Thanks for your observation that my words constituted a rant. They most certainly did. And purposefully so. Because we need to collectively shake ourselves into some sort of sensibility about how far the capitalist system has run off the tracks.

Re: it seems pretty obvious that fraud was the fall of Enron.

Agreed about Enron. Additionally, fraud, hubris and collusion on the part of Artful Andersen and the 'Asleep at the Wheel' Regulators, like industry's lapdog, the FERC.

Re: the public accounting profession has tried to make it clear to the investing public that the procedures used during an audit are not designed to detect fraud

Say what? I find that impossible to swallow. I've been audited, fraud was part of what my private company was examined for. How is it that Enron gets a free pass? How can a public company be audited to lower standards than a privately owned concern? That boggles my mind that you make this statement.

Re: To take a guess at where the fraud arises, imo we may see that representations regarding the limit of liability to Enron of the mass of partnerships was mis-represented.

And who was helping to structure these deals? My guess is that Andersen's consulting wing was joined at the hip with Enron's financial wizards to create these off-balance sheet illusions.

Re: . Further, regardless of the audit procedures, if a managment group are intent on fraudulently executing their stewardship function, i doubt any procedures will be successfull.

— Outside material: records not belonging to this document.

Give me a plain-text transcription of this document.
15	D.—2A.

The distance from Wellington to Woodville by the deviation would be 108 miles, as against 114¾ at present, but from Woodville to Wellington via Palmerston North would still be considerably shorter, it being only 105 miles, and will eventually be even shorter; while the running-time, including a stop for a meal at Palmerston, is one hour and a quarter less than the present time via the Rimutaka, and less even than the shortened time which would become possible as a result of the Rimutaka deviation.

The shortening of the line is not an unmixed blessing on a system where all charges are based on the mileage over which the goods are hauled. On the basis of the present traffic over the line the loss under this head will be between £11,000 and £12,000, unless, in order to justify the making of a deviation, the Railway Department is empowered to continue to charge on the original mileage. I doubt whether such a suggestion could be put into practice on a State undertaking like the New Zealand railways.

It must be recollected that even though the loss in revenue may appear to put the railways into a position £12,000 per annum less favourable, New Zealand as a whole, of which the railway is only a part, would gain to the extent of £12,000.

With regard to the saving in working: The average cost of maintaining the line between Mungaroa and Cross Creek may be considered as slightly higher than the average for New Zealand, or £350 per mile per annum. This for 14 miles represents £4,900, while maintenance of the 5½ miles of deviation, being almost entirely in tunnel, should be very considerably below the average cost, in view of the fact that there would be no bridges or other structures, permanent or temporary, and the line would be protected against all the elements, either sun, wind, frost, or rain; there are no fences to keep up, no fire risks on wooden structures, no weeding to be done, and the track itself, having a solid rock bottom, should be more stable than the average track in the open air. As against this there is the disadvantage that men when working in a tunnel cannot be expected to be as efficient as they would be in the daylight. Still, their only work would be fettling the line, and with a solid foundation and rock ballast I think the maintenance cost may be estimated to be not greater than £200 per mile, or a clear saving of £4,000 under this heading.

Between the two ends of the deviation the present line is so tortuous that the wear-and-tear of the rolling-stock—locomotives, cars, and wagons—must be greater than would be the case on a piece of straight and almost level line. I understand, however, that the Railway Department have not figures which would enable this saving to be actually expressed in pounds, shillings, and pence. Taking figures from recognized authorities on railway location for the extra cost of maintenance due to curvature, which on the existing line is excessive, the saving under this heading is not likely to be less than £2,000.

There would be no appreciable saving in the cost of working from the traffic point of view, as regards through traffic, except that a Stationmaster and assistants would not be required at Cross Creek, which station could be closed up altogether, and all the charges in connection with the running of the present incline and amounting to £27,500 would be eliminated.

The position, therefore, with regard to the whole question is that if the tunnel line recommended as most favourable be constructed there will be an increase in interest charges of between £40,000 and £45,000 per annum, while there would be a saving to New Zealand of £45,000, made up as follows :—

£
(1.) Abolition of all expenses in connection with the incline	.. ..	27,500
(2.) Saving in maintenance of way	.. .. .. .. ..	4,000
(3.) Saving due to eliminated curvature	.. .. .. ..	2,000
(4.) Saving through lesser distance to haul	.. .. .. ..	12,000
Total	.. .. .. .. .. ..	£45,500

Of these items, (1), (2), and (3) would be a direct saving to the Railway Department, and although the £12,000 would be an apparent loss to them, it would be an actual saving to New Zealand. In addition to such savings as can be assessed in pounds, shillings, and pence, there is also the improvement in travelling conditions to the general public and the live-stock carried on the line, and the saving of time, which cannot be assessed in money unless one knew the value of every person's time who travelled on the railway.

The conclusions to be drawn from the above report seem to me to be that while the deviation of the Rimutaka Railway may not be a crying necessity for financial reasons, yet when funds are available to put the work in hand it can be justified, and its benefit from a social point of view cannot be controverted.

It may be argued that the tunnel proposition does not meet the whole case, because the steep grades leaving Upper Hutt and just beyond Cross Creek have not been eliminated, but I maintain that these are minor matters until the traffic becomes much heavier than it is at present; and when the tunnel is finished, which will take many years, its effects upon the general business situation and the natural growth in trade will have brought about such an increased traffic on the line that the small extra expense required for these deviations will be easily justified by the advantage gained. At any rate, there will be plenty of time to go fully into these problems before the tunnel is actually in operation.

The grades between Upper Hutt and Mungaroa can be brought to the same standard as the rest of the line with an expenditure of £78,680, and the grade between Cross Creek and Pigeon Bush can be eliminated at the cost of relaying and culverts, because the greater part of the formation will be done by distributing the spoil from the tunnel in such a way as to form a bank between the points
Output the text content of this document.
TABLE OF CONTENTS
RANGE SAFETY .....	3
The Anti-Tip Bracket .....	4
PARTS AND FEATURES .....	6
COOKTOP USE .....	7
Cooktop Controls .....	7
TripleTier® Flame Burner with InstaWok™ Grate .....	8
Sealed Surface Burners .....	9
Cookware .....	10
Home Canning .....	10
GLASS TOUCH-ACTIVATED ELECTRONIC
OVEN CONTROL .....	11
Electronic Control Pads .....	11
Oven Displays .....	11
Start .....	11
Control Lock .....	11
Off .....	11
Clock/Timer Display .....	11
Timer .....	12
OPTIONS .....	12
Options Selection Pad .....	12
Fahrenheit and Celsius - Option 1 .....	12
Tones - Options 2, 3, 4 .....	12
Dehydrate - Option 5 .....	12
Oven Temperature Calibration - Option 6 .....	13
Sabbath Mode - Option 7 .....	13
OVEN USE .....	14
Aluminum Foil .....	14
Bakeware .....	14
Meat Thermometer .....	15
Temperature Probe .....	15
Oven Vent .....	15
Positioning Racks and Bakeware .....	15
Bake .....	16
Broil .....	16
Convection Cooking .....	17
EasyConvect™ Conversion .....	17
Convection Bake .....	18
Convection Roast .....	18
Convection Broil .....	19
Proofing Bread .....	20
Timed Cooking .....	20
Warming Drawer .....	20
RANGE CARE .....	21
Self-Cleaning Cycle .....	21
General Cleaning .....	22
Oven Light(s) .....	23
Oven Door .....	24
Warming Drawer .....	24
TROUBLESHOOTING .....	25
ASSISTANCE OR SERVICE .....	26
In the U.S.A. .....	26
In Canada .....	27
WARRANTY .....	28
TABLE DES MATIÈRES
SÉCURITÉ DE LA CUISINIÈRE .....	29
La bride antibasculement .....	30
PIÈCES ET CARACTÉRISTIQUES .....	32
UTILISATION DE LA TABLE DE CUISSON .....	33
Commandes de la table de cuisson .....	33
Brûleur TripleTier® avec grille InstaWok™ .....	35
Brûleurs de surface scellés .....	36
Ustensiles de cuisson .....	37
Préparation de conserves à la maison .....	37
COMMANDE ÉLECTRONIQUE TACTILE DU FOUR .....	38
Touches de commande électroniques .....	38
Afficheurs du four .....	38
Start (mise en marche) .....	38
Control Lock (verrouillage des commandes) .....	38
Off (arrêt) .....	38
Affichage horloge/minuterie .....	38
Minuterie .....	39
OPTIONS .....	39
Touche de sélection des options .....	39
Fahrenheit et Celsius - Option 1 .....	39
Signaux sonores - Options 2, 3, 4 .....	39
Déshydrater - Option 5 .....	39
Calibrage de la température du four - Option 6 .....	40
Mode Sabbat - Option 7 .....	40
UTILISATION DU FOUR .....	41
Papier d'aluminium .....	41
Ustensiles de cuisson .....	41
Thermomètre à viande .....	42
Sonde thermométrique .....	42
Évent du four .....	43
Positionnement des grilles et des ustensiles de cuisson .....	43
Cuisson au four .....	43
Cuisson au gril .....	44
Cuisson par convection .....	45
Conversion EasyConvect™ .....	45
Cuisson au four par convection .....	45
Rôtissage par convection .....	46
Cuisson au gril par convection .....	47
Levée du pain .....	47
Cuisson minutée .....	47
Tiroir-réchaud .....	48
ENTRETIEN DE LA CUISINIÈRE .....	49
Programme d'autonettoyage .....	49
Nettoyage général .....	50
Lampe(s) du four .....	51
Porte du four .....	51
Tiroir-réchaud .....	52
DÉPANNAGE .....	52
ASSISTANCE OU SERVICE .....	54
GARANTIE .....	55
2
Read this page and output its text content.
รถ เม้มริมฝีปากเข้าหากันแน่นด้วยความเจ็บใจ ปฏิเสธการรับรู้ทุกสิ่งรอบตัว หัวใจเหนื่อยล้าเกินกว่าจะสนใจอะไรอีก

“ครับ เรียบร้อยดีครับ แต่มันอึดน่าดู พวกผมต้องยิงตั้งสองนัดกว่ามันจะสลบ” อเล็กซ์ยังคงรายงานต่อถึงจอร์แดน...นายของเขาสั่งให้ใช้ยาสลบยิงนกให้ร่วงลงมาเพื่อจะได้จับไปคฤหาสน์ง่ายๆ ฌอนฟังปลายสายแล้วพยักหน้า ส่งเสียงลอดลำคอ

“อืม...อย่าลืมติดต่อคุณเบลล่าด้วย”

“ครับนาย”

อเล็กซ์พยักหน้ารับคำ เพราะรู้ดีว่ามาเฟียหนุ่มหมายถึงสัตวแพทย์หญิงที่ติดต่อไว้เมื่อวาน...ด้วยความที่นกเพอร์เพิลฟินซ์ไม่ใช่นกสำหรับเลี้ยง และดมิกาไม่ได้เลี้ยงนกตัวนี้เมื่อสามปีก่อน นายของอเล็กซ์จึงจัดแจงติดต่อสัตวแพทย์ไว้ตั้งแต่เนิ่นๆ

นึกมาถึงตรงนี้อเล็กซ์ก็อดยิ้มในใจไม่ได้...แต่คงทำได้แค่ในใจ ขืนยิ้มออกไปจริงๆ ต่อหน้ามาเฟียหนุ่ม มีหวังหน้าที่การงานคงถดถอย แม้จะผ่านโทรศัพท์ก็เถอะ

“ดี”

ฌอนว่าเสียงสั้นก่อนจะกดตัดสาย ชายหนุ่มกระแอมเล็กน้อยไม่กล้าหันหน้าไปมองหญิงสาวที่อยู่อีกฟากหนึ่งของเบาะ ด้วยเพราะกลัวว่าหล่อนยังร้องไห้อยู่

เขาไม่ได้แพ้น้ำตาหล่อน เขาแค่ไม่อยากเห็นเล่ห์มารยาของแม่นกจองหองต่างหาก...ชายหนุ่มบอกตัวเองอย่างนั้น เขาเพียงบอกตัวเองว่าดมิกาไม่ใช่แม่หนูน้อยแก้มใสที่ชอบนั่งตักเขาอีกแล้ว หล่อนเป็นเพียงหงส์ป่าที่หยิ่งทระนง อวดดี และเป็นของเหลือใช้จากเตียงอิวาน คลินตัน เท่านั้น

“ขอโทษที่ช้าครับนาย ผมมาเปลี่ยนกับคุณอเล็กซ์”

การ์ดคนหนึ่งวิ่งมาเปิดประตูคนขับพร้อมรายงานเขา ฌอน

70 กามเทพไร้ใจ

Good grief, so we are supposed to just throw up our hands and say future Enrons are unavoidable? That flies in the face of good sense. Clearly there is a huge conflict of interest in the accounting industry, attempting to both consult and audit. That abuse needs to stop. Furthermore, the efforts of the consultancies to subvert the spirit of FASB 140, the rules controlling unconsolidated partnerships, has got to be re-examined in the light of Andersen and Enron's callous chicanery. What they did may actually be legal. But it was clearly unethical in any "reasonable man" sense of the word. And in seeing what the results were for thousands of honest employees, I would say that it is immoral.

You seem to say there's nothing we can do. I vociferously disagree with you on that. There's plenty of changes that can be made. Starting with providing proper regulation of the now discredited accounting industry, some of the best fiction writers of our age.